Według prokuratora, 16 lipca 1994 r. R. Bielawski porwał córkę sprzed apteki w Legnicy. Był tam z dziadkami dziecka, którzy na moment weszli do apteki. Wtedy ślad po Monice zaginął. Bielawski po kilku tygodniach pojawił się u swojej żony i teściów. Opowiadał, że córkę sprzedał handlarzom z Katowic.

Innym razem mówił, że zginęła w wypadku samochodowym w Czechach. Wyjechał do Austrii, gdzie się ukrywał. Wpadł w ręce policji w 1997 r. W wiedeńskim mieszkaniu, gdy policjanci skuwali go kajdankami, była matka Moniki Magdalena. Podczas śledztwa w Polsce Bielawski dorzucał kolejne wersje zeznań. M.in. taką, że dziewczynka wypadła z wózka i się zabiła, a ciało zakopał w Lasku Złotoryjskim. Nie znaleziono jednak szczątków dziecka.

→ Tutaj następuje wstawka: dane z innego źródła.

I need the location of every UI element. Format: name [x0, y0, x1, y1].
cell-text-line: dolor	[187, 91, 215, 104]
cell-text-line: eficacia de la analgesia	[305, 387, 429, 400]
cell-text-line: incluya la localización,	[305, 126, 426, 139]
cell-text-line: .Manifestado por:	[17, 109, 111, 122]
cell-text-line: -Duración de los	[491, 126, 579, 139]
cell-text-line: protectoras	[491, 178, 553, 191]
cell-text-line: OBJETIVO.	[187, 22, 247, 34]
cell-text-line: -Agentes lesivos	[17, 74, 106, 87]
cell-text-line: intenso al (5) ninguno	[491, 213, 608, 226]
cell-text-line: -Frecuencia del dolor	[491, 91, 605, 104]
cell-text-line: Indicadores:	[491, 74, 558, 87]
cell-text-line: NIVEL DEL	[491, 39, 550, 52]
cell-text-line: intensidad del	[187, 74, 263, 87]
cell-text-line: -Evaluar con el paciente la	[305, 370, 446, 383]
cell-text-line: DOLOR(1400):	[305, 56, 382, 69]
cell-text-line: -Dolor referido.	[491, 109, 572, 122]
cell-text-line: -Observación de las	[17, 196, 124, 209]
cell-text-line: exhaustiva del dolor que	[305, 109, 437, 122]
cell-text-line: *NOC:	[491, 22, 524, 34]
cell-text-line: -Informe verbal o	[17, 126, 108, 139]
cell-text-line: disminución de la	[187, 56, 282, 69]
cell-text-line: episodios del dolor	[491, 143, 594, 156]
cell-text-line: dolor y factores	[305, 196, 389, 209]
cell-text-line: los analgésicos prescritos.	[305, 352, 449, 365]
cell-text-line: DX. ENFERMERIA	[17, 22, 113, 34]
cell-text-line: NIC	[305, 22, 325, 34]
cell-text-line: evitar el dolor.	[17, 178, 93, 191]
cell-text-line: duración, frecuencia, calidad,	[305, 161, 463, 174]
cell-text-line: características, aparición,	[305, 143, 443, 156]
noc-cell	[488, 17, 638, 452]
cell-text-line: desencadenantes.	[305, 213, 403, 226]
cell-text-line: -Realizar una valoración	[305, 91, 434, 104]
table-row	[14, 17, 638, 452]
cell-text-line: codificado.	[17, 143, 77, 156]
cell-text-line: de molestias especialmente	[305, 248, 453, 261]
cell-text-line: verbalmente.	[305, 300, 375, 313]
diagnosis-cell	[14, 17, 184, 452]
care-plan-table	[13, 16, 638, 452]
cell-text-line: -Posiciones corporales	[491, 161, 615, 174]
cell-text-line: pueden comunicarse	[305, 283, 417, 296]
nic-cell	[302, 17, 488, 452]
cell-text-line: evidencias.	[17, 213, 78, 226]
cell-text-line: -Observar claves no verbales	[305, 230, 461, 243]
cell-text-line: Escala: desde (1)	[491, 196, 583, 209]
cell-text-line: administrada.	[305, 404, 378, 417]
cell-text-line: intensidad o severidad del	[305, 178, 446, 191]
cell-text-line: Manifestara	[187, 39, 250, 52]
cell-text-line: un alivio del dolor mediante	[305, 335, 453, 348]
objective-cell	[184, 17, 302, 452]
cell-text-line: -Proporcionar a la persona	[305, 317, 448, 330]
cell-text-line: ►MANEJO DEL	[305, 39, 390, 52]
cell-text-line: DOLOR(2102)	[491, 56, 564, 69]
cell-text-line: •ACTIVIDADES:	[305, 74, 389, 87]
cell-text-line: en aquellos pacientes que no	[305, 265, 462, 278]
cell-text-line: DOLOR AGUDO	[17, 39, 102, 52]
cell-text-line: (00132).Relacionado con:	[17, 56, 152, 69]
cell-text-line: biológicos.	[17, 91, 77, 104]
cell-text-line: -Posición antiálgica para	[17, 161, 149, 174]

Bielawski został zwolniony z aresztu, miał odpowiadać z wolnej stopy, ale przed rozpoczęciem procesu uciekł do Austrii. W minionym roku poprosił o list żelazny i stawił się przed obliczem Temidy. Obiecał wyjaśnić losy dziecka. Dziś powtarza z uporem, że to teściowie są winni zaginięcia córeczki. Twierdzi, że jest niewinny i zgodził się na ujawnienie wizerunku oraz nazwiska.

Sędzia określił to, co zrobił Bielawski, jako czyn haniebny.
- Podczas procesu zachowywał się jak aktor hollywoodzki - grzmiał sędzia. - Nie zrobił nic, żeby wyjaśnić, co się stało z Moniką. Nie wyraził skruchy ani żalu. Jest osobnikiem egoistycznym. Monika była przeszkodą w realizacji jego celów.

Sąd uznał także, że rola matki była niejednoznaczna. Np. dlaczego w dniu zaginięcia dziecka była ona u koleżanki, a nie opiekowała się chorą Moniką. Adwokat Bielawskiego Marek Czuba zapowiedział apelację. Wyrok jest nieprawomocny. List żelazny gwarantuje, że Robert Bielawski nie trafi za kratki do czasu wydania prawomocnego wyroku.
- To sprawiedliwy wyrok - cieszy się mama Moniki. - Wierzę, że moja córeczka żyje i wróci do mnie. Będę jej poszukiwała.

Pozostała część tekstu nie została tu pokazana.